‘You must learn to control your passions!’ Bessie tells a distraught young Jane Eyre, as she cries over the unjust treatment by her Aunt Reed and cousins.
Two years ago, director Sally Cookson was given the go ahead to adapt Charlotte Bronte’s iconic novel, Jane Eyre, into a two-part play. After successfully running at the Bristol Old Vic, the two plays have been merged into one to create the play I saw at the National theatre, an adaption that even Charlotte Brontë herself would take her hat off to.
Cookson’s version of Jane Eyre is a study of identity, focusing on Jane’s personal development as a human being. The stage was made up an array of raised platforms and ladders, with characters running and climbing throughout the production. The stage itself seemingly echoes Jane’s (Madeleine Worrall) mentality and journey, the continuous movement reflecting Jane’s journey of coming into herself and learning, as Bessie warns her at the beginning of the play, to control her ‘passions’.

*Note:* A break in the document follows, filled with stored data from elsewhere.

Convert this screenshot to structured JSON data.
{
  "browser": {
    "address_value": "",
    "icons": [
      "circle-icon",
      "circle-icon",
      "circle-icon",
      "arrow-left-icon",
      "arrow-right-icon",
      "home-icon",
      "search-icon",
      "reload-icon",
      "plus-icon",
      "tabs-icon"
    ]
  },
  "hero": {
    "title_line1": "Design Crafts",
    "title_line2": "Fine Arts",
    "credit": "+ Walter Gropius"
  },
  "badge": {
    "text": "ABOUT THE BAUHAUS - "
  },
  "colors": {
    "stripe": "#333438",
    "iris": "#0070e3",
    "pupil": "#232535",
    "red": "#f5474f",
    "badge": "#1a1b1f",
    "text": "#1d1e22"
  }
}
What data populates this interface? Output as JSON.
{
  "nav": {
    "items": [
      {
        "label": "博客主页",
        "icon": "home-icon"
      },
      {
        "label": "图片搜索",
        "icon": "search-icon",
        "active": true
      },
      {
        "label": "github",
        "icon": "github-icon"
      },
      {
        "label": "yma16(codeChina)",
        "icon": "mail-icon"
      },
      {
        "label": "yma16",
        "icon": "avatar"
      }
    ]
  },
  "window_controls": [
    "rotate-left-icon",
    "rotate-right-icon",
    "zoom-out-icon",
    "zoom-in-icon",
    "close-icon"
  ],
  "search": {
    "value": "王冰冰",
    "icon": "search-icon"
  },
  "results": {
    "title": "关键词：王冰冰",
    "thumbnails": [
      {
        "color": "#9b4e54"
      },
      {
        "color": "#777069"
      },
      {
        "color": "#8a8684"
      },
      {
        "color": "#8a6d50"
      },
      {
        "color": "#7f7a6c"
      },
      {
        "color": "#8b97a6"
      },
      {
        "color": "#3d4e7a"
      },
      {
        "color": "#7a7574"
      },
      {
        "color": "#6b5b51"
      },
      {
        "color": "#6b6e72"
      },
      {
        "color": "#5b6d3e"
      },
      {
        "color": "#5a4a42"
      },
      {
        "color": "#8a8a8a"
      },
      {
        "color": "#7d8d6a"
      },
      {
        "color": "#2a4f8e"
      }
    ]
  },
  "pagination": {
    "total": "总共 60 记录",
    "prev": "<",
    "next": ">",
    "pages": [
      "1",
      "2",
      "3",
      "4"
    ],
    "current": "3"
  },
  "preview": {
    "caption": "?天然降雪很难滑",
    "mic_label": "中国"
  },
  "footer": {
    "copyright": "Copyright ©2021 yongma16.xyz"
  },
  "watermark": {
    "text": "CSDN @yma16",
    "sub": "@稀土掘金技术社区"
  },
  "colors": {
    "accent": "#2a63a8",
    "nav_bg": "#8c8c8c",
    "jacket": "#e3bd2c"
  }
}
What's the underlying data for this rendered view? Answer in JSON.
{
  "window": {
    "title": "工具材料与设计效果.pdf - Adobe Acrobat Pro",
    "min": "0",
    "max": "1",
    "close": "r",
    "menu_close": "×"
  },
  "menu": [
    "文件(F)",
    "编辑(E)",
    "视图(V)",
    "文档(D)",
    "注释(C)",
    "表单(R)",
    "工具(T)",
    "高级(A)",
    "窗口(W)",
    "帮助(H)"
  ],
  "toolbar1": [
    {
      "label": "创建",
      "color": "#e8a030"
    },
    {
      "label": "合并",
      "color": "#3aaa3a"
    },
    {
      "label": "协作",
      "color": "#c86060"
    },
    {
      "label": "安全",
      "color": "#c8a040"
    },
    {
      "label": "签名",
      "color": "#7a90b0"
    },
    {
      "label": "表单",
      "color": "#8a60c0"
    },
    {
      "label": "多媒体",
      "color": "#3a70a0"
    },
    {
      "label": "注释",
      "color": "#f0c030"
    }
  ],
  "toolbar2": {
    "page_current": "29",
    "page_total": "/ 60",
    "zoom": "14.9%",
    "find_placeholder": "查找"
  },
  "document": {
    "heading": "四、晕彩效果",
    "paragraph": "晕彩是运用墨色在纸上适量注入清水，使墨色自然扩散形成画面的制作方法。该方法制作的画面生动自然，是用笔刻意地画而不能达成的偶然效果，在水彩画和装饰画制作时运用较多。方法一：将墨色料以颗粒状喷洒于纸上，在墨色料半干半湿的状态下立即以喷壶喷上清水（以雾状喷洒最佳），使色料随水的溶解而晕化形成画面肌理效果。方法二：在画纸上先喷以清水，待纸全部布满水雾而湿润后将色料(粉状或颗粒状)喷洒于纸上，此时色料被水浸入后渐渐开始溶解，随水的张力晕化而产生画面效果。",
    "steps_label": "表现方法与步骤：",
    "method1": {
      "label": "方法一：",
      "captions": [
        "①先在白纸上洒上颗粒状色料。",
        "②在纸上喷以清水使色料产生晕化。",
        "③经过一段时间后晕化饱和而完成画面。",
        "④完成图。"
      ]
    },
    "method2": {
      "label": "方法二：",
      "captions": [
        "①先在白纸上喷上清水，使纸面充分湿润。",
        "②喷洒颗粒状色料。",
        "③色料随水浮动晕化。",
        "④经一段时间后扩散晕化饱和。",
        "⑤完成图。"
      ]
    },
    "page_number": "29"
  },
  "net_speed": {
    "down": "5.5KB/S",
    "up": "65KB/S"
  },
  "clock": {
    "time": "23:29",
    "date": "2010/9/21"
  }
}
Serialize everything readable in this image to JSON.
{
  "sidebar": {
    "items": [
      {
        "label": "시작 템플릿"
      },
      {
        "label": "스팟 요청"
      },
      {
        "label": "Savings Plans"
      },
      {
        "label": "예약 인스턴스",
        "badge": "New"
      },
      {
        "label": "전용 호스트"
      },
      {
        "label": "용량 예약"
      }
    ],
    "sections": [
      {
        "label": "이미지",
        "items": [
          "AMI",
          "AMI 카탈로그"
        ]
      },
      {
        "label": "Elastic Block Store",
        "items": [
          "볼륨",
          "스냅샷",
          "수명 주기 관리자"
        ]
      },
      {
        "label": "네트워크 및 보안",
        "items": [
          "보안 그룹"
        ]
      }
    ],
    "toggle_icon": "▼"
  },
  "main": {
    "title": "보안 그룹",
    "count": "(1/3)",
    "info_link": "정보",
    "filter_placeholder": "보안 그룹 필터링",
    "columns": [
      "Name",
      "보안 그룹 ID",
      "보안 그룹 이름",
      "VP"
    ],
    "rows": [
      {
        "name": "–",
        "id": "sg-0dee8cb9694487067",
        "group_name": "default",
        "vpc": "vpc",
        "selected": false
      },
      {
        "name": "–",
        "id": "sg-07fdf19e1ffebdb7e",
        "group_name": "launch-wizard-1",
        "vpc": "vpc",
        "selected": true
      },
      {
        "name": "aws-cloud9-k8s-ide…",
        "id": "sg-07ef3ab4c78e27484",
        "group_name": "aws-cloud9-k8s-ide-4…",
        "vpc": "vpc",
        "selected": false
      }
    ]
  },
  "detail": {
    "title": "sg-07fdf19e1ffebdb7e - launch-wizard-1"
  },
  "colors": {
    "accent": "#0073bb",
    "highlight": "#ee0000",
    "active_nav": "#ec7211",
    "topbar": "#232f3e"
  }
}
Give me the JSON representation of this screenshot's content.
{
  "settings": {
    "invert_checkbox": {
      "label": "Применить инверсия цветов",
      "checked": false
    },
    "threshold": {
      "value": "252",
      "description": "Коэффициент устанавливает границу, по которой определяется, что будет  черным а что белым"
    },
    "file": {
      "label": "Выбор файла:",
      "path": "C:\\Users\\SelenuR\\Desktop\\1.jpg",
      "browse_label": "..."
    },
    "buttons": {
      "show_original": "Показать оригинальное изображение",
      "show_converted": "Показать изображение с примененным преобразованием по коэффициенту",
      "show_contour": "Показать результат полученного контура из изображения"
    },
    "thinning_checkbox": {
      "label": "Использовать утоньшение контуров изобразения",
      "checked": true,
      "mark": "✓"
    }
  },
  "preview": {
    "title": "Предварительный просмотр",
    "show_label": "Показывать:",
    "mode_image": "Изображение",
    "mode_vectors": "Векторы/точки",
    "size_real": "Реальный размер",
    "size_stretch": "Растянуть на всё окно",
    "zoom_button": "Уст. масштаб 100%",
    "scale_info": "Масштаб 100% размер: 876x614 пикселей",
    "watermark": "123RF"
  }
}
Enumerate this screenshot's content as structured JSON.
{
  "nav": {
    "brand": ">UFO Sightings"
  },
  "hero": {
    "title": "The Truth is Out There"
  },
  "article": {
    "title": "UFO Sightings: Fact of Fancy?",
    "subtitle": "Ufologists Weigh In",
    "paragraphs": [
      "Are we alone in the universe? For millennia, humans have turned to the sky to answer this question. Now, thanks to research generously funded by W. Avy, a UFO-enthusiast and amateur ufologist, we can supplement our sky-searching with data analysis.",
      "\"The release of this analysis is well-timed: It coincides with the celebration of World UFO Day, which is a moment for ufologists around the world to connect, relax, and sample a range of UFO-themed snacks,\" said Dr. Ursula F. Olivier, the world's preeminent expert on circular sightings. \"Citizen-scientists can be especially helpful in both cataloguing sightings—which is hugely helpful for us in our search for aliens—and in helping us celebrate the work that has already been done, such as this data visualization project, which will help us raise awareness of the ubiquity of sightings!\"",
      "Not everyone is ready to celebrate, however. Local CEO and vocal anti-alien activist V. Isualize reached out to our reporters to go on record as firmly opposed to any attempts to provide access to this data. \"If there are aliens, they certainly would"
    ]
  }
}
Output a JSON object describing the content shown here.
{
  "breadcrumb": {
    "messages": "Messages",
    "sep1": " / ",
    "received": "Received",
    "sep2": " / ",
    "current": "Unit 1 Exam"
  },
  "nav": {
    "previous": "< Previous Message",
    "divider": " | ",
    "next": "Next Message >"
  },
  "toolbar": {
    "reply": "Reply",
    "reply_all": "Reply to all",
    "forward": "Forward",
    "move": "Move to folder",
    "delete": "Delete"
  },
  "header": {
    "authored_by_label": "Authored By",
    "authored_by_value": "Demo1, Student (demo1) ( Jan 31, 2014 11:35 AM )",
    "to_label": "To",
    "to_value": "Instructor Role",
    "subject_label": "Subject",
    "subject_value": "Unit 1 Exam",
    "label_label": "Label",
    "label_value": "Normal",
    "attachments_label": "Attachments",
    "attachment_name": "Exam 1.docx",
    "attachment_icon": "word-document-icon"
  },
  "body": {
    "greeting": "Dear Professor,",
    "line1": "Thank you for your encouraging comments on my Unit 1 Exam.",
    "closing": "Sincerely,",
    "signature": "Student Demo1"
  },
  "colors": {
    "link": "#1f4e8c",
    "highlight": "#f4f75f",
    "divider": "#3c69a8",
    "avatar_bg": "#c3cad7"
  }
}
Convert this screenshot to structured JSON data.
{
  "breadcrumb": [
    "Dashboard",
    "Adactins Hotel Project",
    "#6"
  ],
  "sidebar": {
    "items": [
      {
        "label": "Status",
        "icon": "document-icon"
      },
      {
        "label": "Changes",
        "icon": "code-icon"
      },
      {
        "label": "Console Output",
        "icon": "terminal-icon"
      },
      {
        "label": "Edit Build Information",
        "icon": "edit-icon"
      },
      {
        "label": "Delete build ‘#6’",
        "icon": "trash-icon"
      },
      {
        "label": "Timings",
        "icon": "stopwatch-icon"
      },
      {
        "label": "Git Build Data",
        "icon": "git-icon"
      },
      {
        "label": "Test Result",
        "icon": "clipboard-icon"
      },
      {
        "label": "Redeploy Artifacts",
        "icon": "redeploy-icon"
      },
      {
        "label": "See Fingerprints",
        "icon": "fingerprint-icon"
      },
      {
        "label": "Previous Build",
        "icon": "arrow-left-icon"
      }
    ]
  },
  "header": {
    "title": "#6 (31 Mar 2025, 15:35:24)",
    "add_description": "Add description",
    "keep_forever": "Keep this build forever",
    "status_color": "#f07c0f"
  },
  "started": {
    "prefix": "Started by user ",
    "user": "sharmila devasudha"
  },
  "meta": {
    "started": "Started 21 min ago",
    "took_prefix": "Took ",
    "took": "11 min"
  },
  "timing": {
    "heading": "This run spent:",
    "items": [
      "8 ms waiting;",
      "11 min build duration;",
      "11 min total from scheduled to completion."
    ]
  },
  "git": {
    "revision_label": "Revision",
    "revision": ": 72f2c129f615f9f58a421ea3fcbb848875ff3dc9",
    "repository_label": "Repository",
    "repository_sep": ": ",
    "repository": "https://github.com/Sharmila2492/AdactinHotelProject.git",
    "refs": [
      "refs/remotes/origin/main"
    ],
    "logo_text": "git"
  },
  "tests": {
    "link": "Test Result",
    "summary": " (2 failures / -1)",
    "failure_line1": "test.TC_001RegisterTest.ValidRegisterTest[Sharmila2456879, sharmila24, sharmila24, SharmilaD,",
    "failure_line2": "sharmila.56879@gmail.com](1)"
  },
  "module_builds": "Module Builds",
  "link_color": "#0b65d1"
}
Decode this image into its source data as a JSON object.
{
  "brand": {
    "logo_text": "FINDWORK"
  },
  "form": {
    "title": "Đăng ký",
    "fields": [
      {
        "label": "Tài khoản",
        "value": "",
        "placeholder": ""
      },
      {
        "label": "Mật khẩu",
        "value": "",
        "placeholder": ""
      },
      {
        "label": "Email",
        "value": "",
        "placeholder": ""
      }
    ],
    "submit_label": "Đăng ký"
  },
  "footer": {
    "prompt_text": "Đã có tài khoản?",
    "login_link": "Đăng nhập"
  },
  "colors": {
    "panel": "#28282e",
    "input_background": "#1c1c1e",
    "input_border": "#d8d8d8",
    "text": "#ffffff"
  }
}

Bertha Mason, played by the fantastic Melanie Marshall, was a constant presence in the background of the play, singing effortlessly during musical interludes to express the feelings that Jane can’t seem to put into words. As Jane moves to Lowood, the highly religious girls school based on Bronte’s own education at Cowan Bridge School, these singing interludes begin to lessen. Jane has learnt to control herself yet still is in search of something more; the other actors huddle around Jane and ask continuous questions, echoing her inner frame of mind and restless mentality. It is only when Jane arrives at Thornfield and meets the angry and nostalgic Rochester (Felix Hayes) that Jane really starts to find herself. It is the first time Jane receives love, warmth, and the stage becomes alive because of it.
Adapting a well-loved novel of 170 years is not an easy task. Yet Cookson and her acting company have completely captured the true essence of this timeless story: a truly modern woman desperately searching for acceptance and love. Laughter, anger, tears and joy; this is undoubtedly a must see production.